DAVID GREENE, HOST:
So if you like streaming shows on Netflix or Hulu, these next few months may be crucial for you. That is because the chairman of the Federal Communications Commission wants to loosen government oversight of internet service providers. The current rules, commonly referred to as net neutrality, require internet service providers to treat all internet traffic equally. So what does that mean for you? Well, your cable internet company can't, as of now, slow down your Netflix and, say, speed up its own streaming service to try and frustrate you into watching something that they want you to watch. These rules were put into place two years ago after this massive debate that inspired a record number of public comments. I spoke yesterday to FCC Chairman Ajit Pai. He says he supports an open internet.
AJIT PAI: If you look at how the internet has developed over the last 20 years, I think part of the reason why we have the digital economy that's the envy of the world is precisely because we've had a free and open internet that's benefited everybody.
GREENE: But he explained why he wants now to change how the regulations are enforced.
PAI: The FCC in a party line vote imposed what is known as Title II, a 1934 set of regulations developed during the Roosevelt administration to regulate Ma Bell, the AT&T telephone monopoly. And the argument that I've made is that these Title II regulations are like the proverbial sledgehammer being wielded against the flea, that they are very prescriptive, and they don't match the internet marketplace, which is much more dynamic than the telephone monopoly was back in the 1930s. And going forward, I would like to embrace the Clinton-era approach, which we had from the 1990s until 2015. Let the marketplace evolve organically, and if you see any harm to consumers, then take targeted action to address that problem.
GREENE: Your critics would say that you talk a good game in saying that you believe in net neutrality but that you're actually weakening or proposing to weaken some of the really important enforcement that is crucial. So let me just see if we can deal with a specific. I'm sort of a "House Of Cards" guy.
GREENE: What's your favorite show to stream?
PAI: There have been many of them. I just got done streaming "Broadchurch." I streamed "Game Of Thrones" - regularly sacrifice sleep in order to see some of these shows that I like.
GREENE: (Laughter) You're a streaming guy.
PAI: Oh, absolutely.
GREENE: OK. So one principle of net neutrality is - as I understand it - is I get to watch my "House Of Cards" at the same speed as anything else. My internet company can't, say, take money from a competitor of Netflix to make that stream faster and slow down my episode of "House Of Cards." Is that a fair way to look at this?
PAI: First and foremost, we want to make sure that all content that is lawful on the internet can be accessed by consumers.

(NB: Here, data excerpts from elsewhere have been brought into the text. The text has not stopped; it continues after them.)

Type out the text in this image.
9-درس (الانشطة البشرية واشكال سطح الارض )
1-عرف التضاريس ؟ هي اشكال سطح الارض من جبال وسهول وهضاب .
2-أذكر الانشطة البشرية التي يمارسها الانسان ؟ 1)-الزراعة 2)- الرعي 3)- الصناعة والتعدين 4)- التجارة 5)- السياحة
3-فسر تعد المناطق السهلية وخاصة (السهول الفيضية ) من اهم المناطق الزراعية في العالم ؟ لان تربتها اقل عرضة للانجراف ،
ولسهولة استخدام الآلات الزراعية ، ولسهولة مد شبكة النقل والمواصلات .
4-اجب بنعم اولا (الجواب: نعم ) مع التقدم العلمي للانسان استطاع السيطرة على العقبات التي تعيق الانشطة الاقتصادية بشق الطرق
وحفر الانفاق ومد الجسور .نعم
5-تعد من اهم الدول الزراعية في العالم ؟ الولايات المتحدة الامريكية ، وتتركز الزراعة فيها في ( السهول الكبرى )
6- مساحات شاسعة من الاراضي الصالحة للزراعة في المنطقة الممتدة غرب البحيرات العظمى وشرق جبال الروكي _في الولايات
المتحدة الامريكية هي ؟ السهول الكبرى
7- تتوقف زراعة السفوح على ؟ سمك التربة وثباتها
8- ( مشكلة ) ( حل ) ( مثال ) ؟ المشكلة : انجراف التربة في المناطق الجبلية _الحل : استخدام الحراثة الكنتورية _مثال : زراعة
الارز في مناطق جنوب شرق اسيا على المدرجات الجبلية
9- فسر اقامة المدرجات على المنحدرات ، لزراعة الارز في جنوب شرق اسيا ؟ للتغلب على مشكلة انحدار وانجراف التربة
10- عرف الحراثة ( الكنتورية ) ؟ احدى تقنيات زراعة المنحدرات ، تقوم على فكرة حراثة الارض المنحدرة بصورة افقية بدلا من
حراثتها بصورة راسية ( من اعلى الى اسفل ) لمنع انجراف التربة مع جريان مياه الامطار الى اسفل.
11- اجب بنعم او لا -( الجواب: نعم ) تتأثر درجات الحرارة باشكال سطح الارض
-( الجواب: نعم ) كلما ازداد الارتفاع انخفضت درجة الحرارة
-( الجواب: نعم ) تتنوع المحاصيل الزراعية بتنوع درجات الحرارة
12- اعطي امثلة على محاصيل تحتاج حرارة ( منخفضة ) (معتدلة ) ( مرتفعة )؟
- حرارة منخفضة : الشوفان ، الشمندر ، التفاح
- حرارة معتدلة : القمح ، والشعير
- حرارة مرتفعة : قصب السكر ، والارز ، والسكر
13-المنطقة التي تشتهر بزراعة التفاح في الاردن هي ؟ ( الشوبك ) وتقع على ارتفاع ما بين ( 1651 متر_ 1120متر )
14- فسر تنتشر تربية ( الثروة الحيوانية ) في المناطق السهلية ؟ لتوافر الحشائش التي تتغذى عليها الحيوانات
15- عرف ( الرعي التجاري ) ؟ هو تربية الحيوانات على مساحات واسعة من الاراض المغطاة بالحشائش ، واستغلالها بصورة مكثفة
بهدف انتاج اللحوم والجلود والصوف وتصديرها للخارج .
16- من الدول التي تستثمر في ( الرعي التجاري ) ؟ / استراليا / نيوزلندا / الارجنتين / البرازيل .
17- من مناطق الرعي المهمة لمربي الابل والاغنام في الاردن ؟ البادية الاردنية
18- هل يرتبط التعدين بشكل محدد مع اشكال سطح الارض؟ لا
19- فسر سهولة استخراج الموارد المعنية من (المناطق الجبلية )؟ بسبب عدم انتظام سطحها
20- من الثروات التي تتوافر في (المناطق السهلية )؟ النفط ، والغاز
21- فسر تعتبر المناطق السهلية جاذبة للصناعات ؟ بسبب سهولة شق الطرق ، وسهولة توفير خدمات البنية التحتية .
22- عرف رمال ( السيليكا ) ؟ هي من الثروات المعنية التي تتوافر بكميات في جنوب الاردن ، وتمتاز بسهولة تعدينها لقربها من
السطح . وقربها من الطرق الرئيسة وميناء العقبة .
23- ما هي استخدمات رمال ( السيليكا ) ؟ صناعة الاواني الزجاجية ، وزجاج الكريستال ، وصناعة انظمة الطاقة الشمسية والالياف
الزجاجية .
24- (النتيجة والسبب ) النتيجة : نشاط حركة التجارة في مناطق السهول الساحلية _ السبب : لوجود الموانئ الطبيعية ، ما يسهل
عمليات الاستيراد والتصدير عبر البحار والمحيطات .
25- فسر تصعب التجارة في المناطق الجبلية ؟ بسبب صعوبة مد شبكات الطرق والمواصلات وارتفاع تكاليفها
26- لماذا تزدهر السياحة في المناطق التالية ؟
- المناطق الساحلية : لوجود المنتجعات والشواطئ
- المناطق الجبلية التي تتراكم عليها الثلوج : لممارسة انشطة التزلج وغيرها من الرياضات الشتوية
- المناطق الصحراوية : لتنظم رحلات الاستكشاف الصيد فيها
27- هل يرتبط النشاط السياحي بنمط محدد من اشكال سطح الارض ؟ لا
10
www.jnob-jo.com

That's a bedrock protection of the open internet that I think everybody would agree with. Secondly, we want to make sure that we have the ability to allow all kinds of streaming companies, others who create content on the internet, to be able to reach consumers. And so on a case-by-case basis, let's figure out what types of conduct that would harm consumers or innovators and take action if we see something like that arise.
GREENE: But couldn't, say, a big company like Comcast or Verizon figure out a way without enforcements in place to make more money by favoring its own streaming services?
PAI: I don't believe so for a couple of different reasons. Number one, especially in the internet age, consumers are able to complain to the Federal Trade Commission authorities, the Justice Department, the FCC, other state agencies as well. And secondly, these agencies on their own have the ability to initiate investigations. And moreover, we have to remember that that pre-emptive regulation comes at a cost. Those very small providers that we want to inject some competition into the marketplace, those are the ones that will be disproportionately squeezed by pre-emptive regulation. And so to the extent that you're worried about the big players, we have to remember that a solution to that is to get more small players into the marketplace.
GREENE: Well, let me just ask - I mean, your bio on the FCC's website says that the agency proceeds best on the basis of consensus. If public opinion would prefer to treat the internet like a utility, are you willing to vote the other way?
PAI: We have to make a decision based on what is called substantial evidence. We have to take a look at the record and have enough of a factual grounding for our policy choice to be able to see that the agency made a reasoned decision. And so that's the aim that we have under this FCC is to make sure that we proceed in a way that preserves the free and open internet and preserves that incentive to invest in networks. And those are the twin goals that we're going to be focused on.
GREENE: Chairman Pai, thank you so much for taking the time, real pleasure talking to you.
PAI: It's been a pleasure talking to you as well.
GREENE: That's Ajit Pai. He is the chairman of the Federal Communications Commission.